You need to adjust your shifter linkage using the hex coupler in the shift rod. This has been discussed here before. I'll be back later if someone else doesn't provide a link.


----------



## Frankthebeast (Jan 4, 2022)

cpchriste said:


> You need to adjust your shifter linkage using the hex coupler in the shift rod. This has been discussed here before.
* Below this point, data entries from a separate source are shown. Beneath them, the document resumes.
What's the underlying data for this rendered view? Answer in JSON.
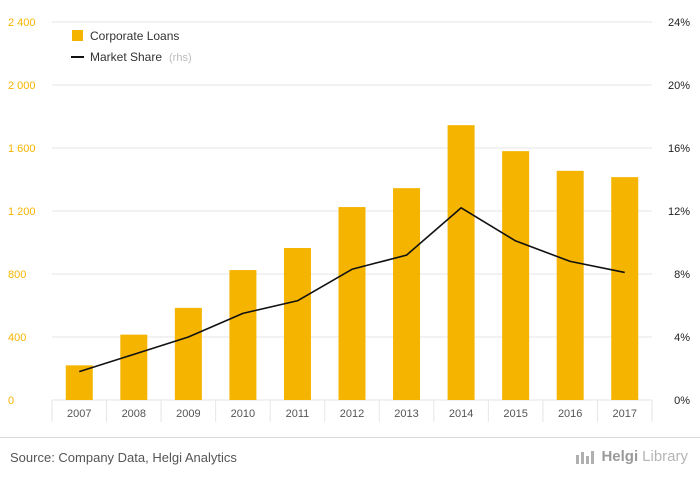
{
  "chart_data": {
    "type": "bar",
    "categories": [
      "2007",
      "2008",
      "2009",
      "2010",
      "2011",
      "2012",
      "2013",
      "2014",
      "2015",
      "2016",
      "2017"
    ],
    "series": [
      {
        "name": "Corporate Loans",
        "type": "bar",
        "axis": "left",
        "color": "#f5b400",
        "values": [
          220,
          415,
          585,
          825,
          965,
          1225,
          1345,
          1745,
          1580,
          1455,
          1415
        ]
      },
      {
        "name": "Market Share",
        "name_suffix": "(rhs)",
        "type": "line",
        "axis": "right",
        "color": "#111111",
        "values": [
          1.8,
          2.9,
          4.0,
          5.5,
          6.3,
          8.3,
          9.2,
          12.2,
          10.1,
          8.8,
          8.1
        ]
      }
    ],
    "yticks_left": [
      "0",
      "400",
      "800",
      "1 200",
      "1 600",
      "2 000",
      "2 400"
    ],
    "yticks_right": [
      "0%",
      "4%",
      "8%",
      "12%",
      "16%",
      "20%",
      "24%"
    ],
    "ylim_left": [
      0,
      2400
    ],
    "ylim_right": [
      0,
      24
    ],
    "legend_position": "top-left",
    "grid": true
  },
  "footer": {
    "source": "Source: Company Data, Helgi Analytics",
    "brand_part1": "Helgi",
    "brand_part2": "Library"
  },
  "colors": {
    "left_axis_text": "#f5b400",
    "right_axis_text": "#222222",
    "grid": "#e6e6e6",
    "xaxis_text": "#555555"
  }
}
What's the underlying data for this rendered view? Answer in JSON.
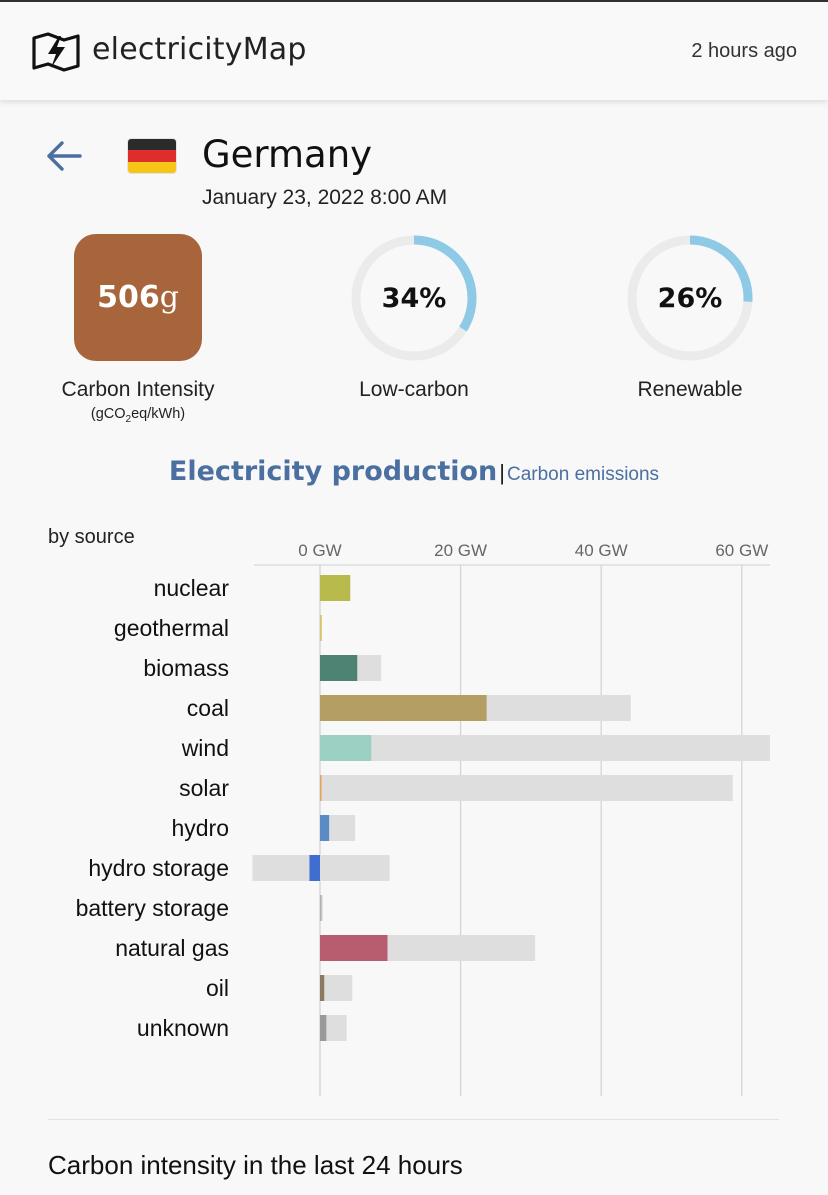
{
  "header": {
    "brand": "electricityMap",
    "updated": "2 hours ago"
  },
  "zone": {
    "country": "Germany",
    "date": "January 23, 2022 8:00 AM",
    "flag_colors": [
      "#2b2b2b",
      "#dd2d2d",
      "#f5c518"
    ]
  },
  "metrics": {
    "carbon_intensity": {
      "value": "506",
      "unit": "g",
      "label": "Carbon Intensity",
      "sub_pre": "(gCO",
      "sub_sub": "2",
      "sub_post": "eq/kWh)",
      "color": "#a8643b"
    },
    "low_carbon": {
      "display": "34%",
      "percent": 34,
      "label": "Low-carbon"
    },
    "renewable": {
      "display": "26%",
      "percent": 26,
      "label": "Renewable"
    },
    "gauge_color": "#8ecae6",
    "gauge_track": "#ebebeb"
  },
  "tabs": {
    "active": "Electricity production",
    "separator": "|",
    "inactive": "Carbon emissions"
  },
  "chart_data": {
    "type": "bar",
    "title": "Electricity production",
    "ylabel": "by source",
    "xlim": [
      -10,
      64
    ],
    "xticks": [
      0,
      20,
      40,
      60
    ],
    "xtick_labels": [
      "0 GW",
      "20 GW",
      "40 GW",
      "60 GW"
    ],
    "categories": [
      "nuclear",
      "geothermal",
      "biomass",
      "coal",
      "wind",
      "solar",
      "hydro",
      "hydro storage",
      "battery storage",
      "natural gas",
      "oil",
      "unknown"
    ],
    "series": [
      {
        "name": "production",
        "values": [
          4.3,
          0.1,
          5.3,
          23.7,
          7.3,
          0.2,
          1.3,
          -1.5,
          0.0,
          9.6,
          0.6,
          0.9
        ]
      },
      {
        "name": "capacity",
        "values": [
          4.3,
          0.1,
          8.7,
          44.2,
          64.0,
          58.7,
          5.0,
          9.9,
          0.4,
          30.6,
          4.6,
          3.8
        ]
      },
      {
        "name": "negative capacity",
        "values": [
          0,
          0,
          0,
          0,
          0,
          0,
          0,
          -9.6,
          0,
          0,
          0,
          0
        ]
      }
    ],
    "colors": [
      "#b8bb4b",
      "#d9c45a",
      "#4e8373",
      "#b49e63",
      "#9bd0c2",
      "#e8a35a",
      "#5a8bc4",
      "#3f6ed0",
      "#b0b0b0",
      "#b85c70",
      "#8a7a62",
      "#9a9a9a"
    ]
  },
  "footer": {
    "section_title": "Carbon intensity in the last 24 hours"
  }
}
I'll be back later if someone else doesn't provide a link.


ok thank yo ill wait


----------



## cpchriste (Jan 19, 2014)

Here's the manual page


----------



## cpchriste (Jan 19, 2014)

ALSO: 
If your shift rod ends are worn that will add slop and make perfect adjustment impossible.
If your hex shaft is dirty or dry that will add friction which will combine with shifter flex to make shifting difficult.


----------



## Frankthebeast (Jan 4, 2022)

ok thank you for those good info hoppe it help me , ill be try to fix next weekend .

thank's again guy's


----------



## Frankthebeast (Jan 4, 2022)

hey guy:s much better thank's again


----------



## Frankthebeast (Jan 4, 2022)

cpchriste said:


> ALSO:
> If your shift rod ends are worn that will add slop and make perfect adjustment impossible.
> If your hex shaft is dirty or dry that will add friction which will combine with shifter flex to make shifting difficult.



hey guy's much better thank's again , it's crazy how it's great to get help from peaple from other contry ,so nice


----------